The best versions often have one small twist – tomato paste cooked down, a splash of coffee, or maybe a bit of cocoa – not enough to change the dish, just enough to deepen it. Then comes the hardest part: letting it simmer long enough for everything to come together.

Pat's vs. Geno's

Zach Holcomb, left, and Patrick Maynard flank winner Jacob Clark, along with Joseph Lundy and Andrew Dean.

Peanut Butter, Cocoa, and Conviction

Maynard comes at it a little differently.

He said the most important ingredient is heart. After that, he is firmly in the beans camp, saying several different kinds belong in the pot, along with meat that has had time to simmer. He is not much for fiery chili, preferring spices that build flavor instead of heat.

His secret ingredient is peanut butter – specifically, Peter Pan.

“The peanut butter brings out a nutty, smooth flavor in the chili,” he said.

Unusual or not, every chili cook worth his salt seems to keep one little trick to himself. The point is not to make the chili taste odd. The point is to make the next bite better than the last.

Saturday’s event had no shortage of chili or opinions. Lundy said the lodge had eight or nine extra pots on hand, with a couple of churches bringing chili in addition to the contest entries.

He also said Jacob Clark turned in a strong pot, with Josh Tye close behind. Tye, Lundy said with a laugh, had put in minimal effort and did not especially want to advance to Spring in the Hollow, but found himself doing well anyway.

In the end, Clark won the tasters’ vote and will represent the lodge in the April 25 cook-off.

From San Antonio to the Square

What happened at Farris Creek on Saturday fits into a much older American story.

Chili in the United States traces back to chili con carne traditions rooted in Mexican and Tex-Mex foodways, especially in San Antonio, where the Chili Queens helped make it a popular public dish generations ago. In time, chili traveled well beyond Texas and into church kitchens, cook-offs, and home stoves across the country.

Which is how one of the great American food arguments traveled with it: beans or no?

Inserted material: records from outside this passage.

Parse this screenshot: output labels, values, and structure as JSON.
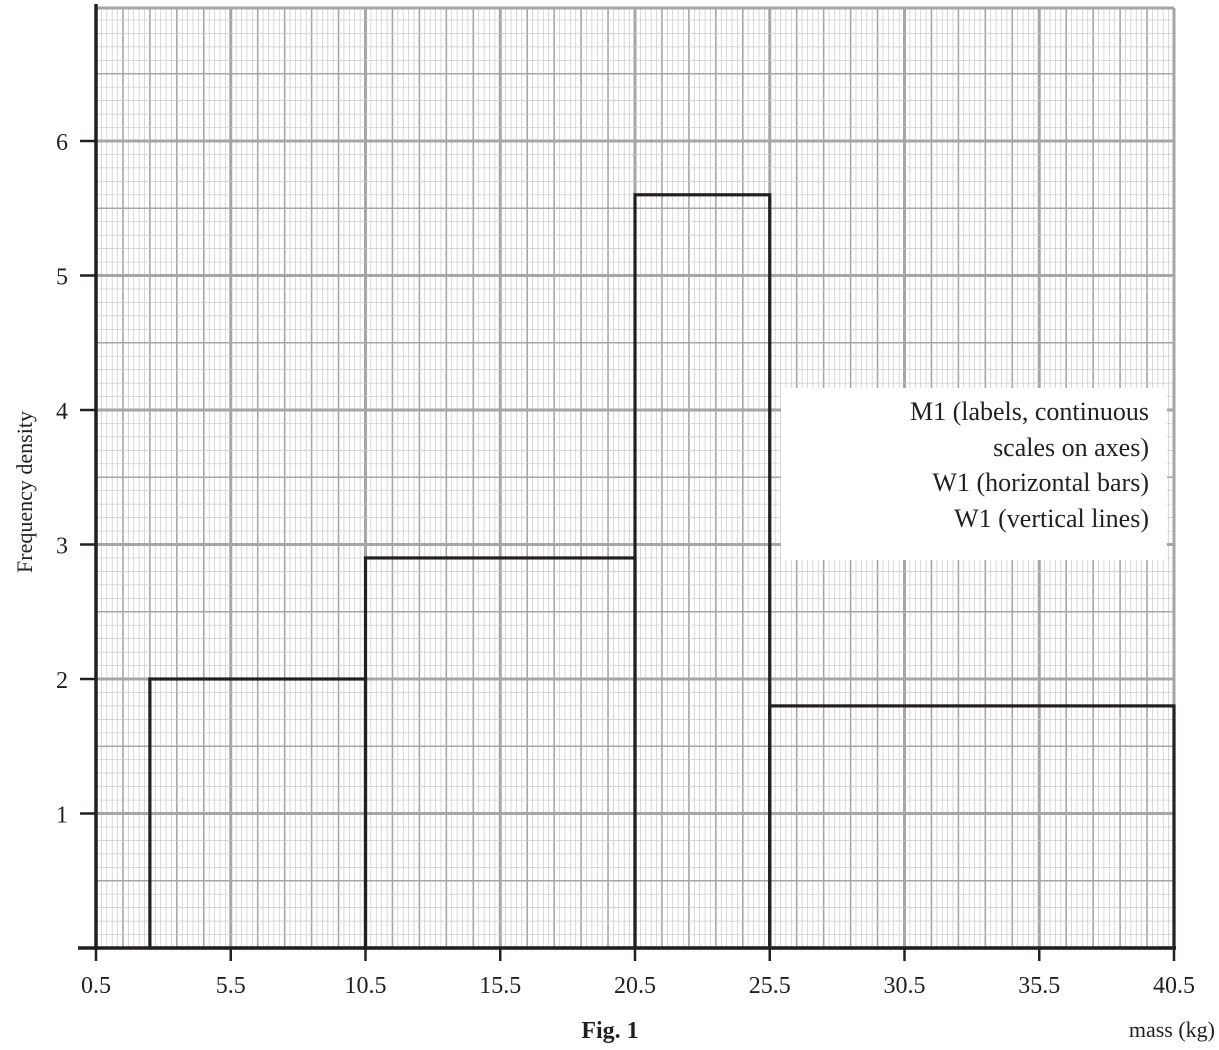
{
  "chart_data": {
    "type": "bar",
    "histogram": true,
    "title": "",
    "caption": "Fig. 1",
    "xlabel": "mass (kg)",
    "ylabel": "Frequency density",
    "xlim": [
      0.5,
      40.5
    ],
    "ylim": [
      0,
      6
    ],
    "x_ticks": [
      "0.5",
      "5.5",
      "10.5",
      "15.5",
      "20.5",
      "25.5",
      "30.5",
      "35.5",
      "40.5"
    ],
    "y_ticks": [
      "1",
      "2",
      "3",
      "4",
      "5",
      "6"
    ],
    "grid": true,
    "bars": [
      {
        "x_start": 2.5,
        "x_end": 10.5,
        "value": 2.0
      },
      {
        "x_start": 10.5,
        "x_end": 20.5,
        "value": 2.9
      },
      {
        "x_start": 20.5,
        "x_end": 25.5,
        "value": 5.6
      },
      {
        "x_start": 25.5,
        "x_end": 40.5,
        "value": 1.8
      }
    ]
  },
  "marking_note": {
    "lines": [
      "M1 (labels, continuous",
      "scales on axes)",
      "W1 (horizontal bars)",
      "W1 (vertical lines)"
    ]
  },
  "colors": {
    "minor_grid": "#c8c8c8",
    "major_grid": "#a6a6a6",
    "axis": "#231f20",
    "bar_outline": "#231f20"
  }
}
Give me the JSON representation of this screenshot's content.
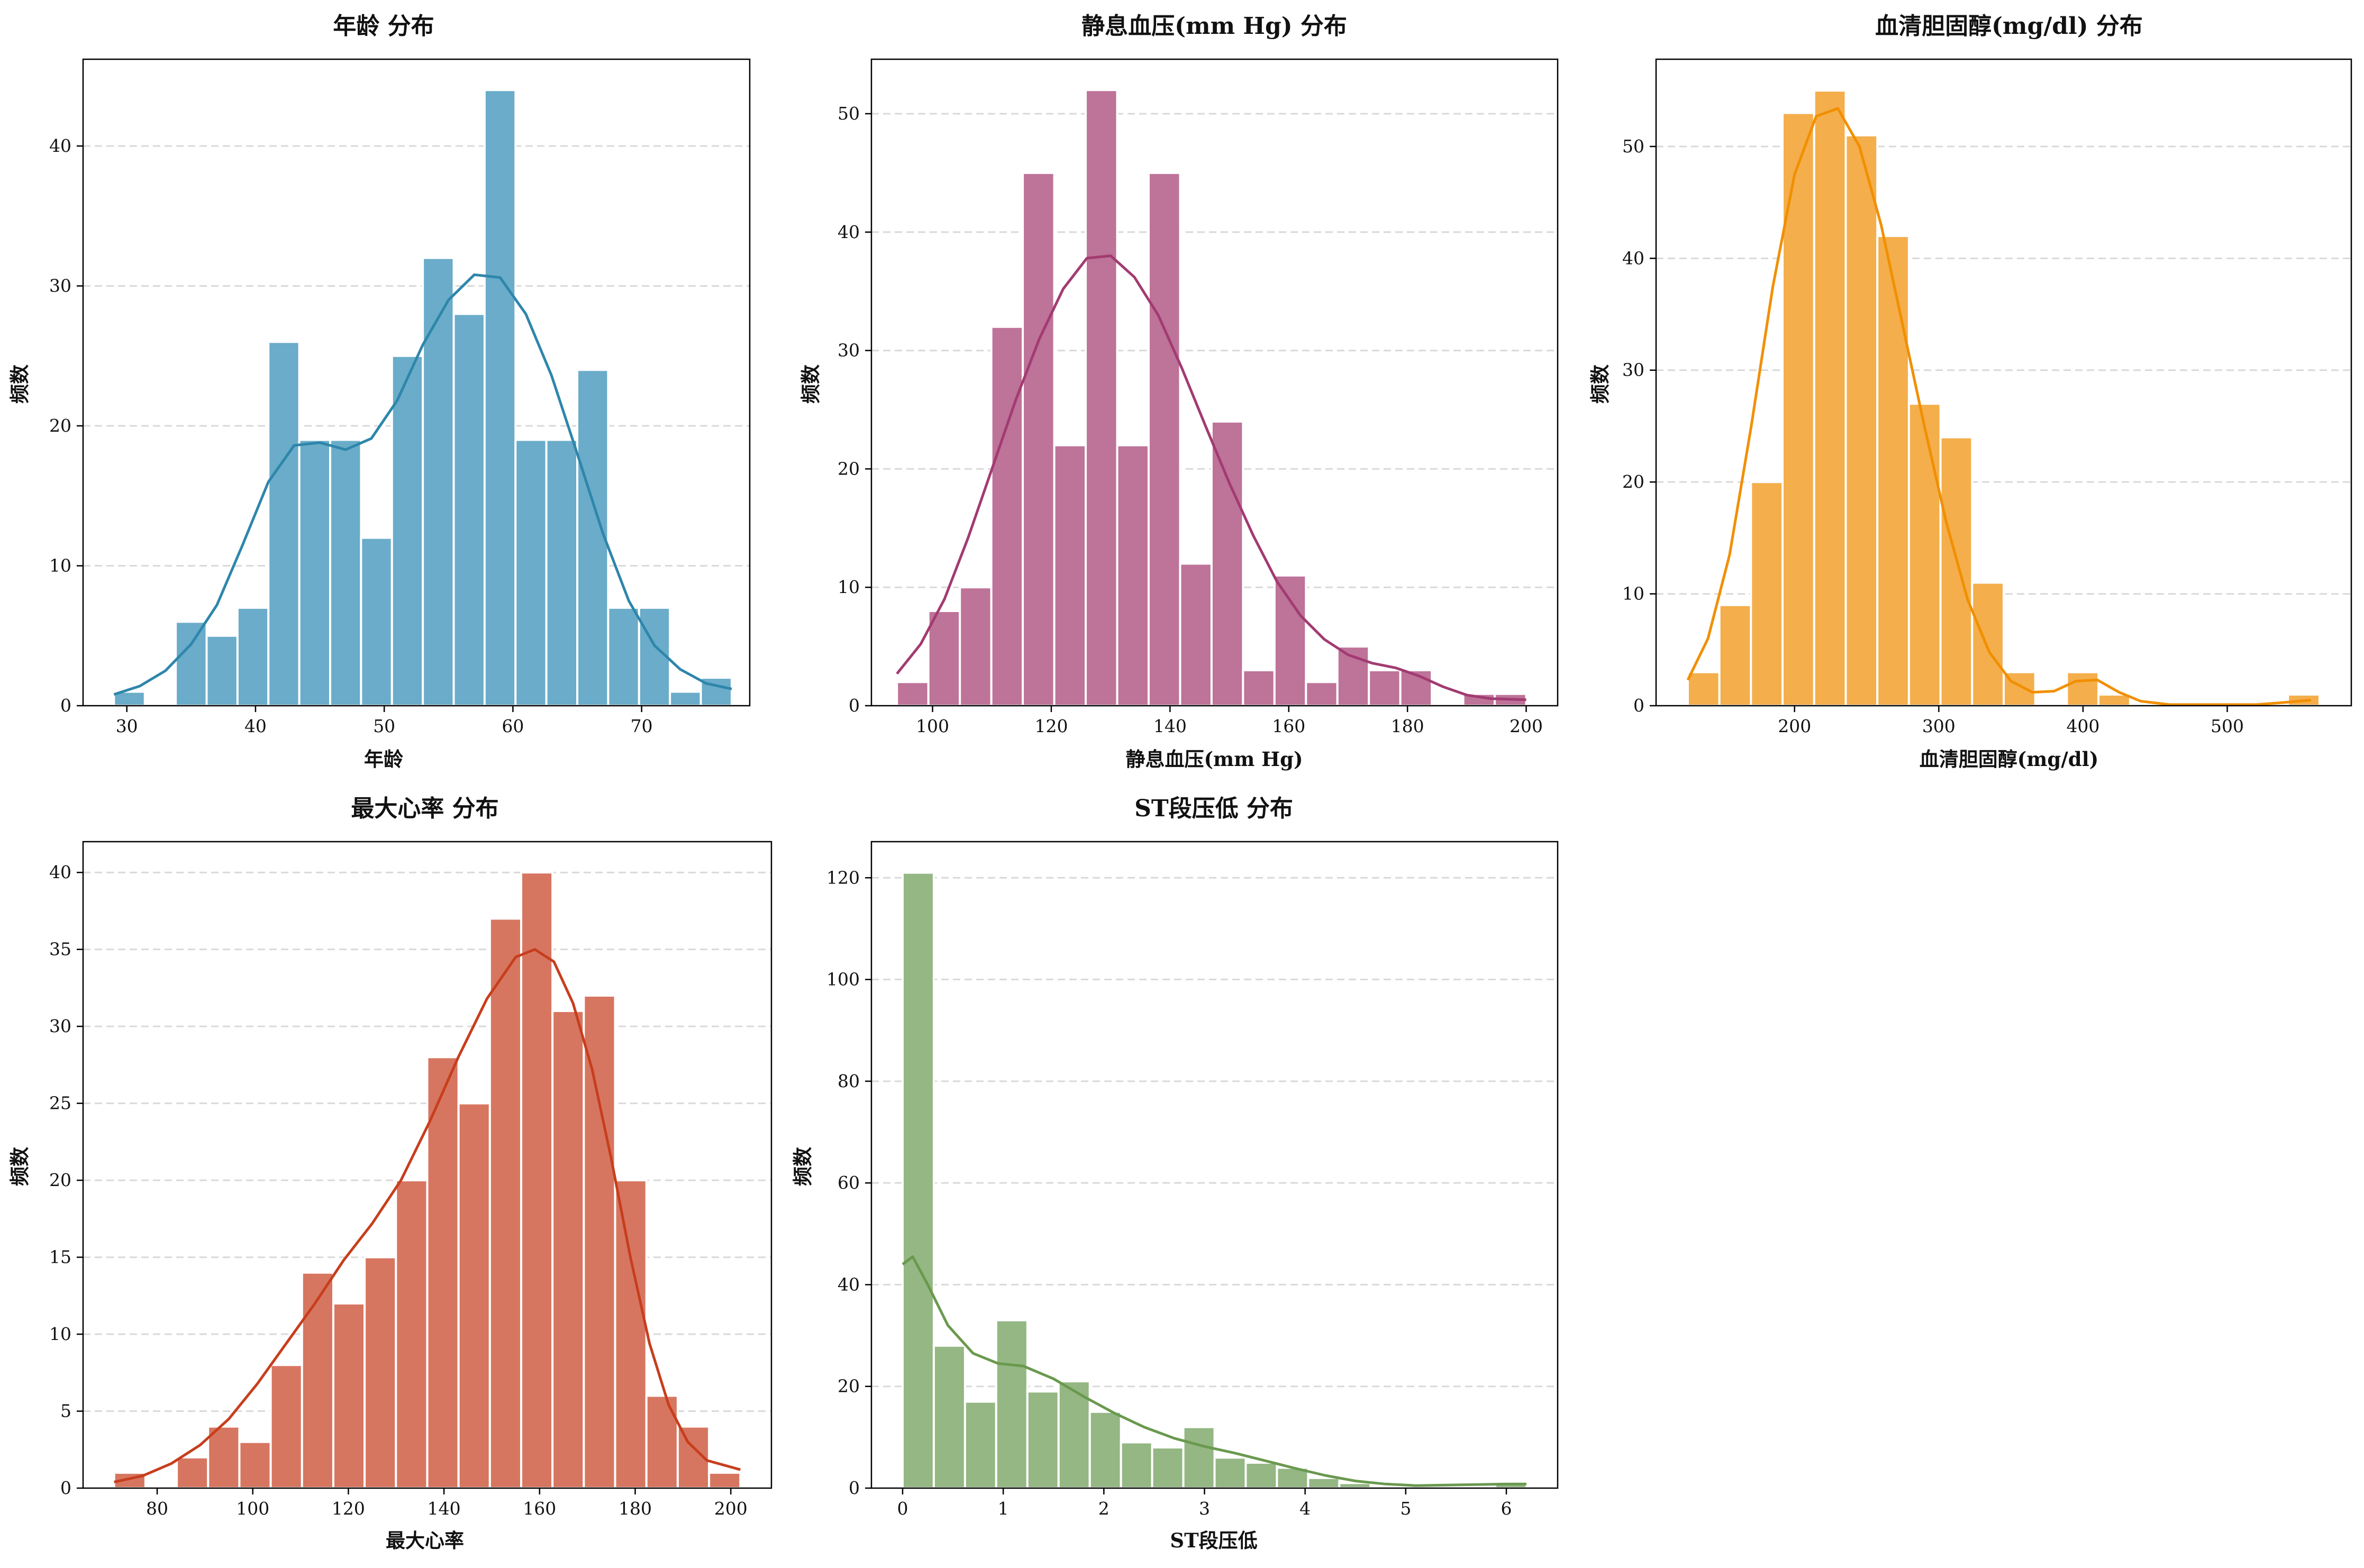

In strict Texas-style chili, the answer is often no. For purists, beans get in the way of the meat, peppers, and red gravy that define the bowl.

In plenty of home kitchens, though, beans are not a scandal. They stretch the pot, carry flavor, and help feed more people. In other words, they do exactly what supper is supposed to do.

So the honest answer is this: If you are cooking competition Texas red, leave the beans out. If you are feeding family, friends, lodge brothers, or a room full of hungry neighbors, beans have every right to be there.

Nobody comes for bland chili.

A Bowl for Jackie Byrom

That is the beauty of chili. It can be dressed up for a festival, carried into a fellowship hall, or ladled out at a fundraiser. It can be mild or hot, with beans or without, built from old family instinct or a cook’s own secret twist.

At its best, chili still does what the best Southern food has always done: brings people in, sits them down, and reminds them they belong to one another.

On Saturday at the Masonic Lodge, it did exactly that. The cooks brought their best. The tasters took their work seriously. And in that oddly quiet room – with the spring breeze moving outside on the Square, and the scrape of ladles carrying inside – a community gathered in quiet appreciation, not only for the chili in front of them, but for Jackie Byrom, and for the simple conviction that no neighbor ought to face a hard road alone.

Pat's vs. Geno's

Several members of the Byrom family were at the pre=qualifier, including (front) Karlee Byrom Ralston and Kaycee Byrom; (back) Isaiah Ralston, lodge member Nathan Epperson, Chris Byrom, and Jacob Byrom.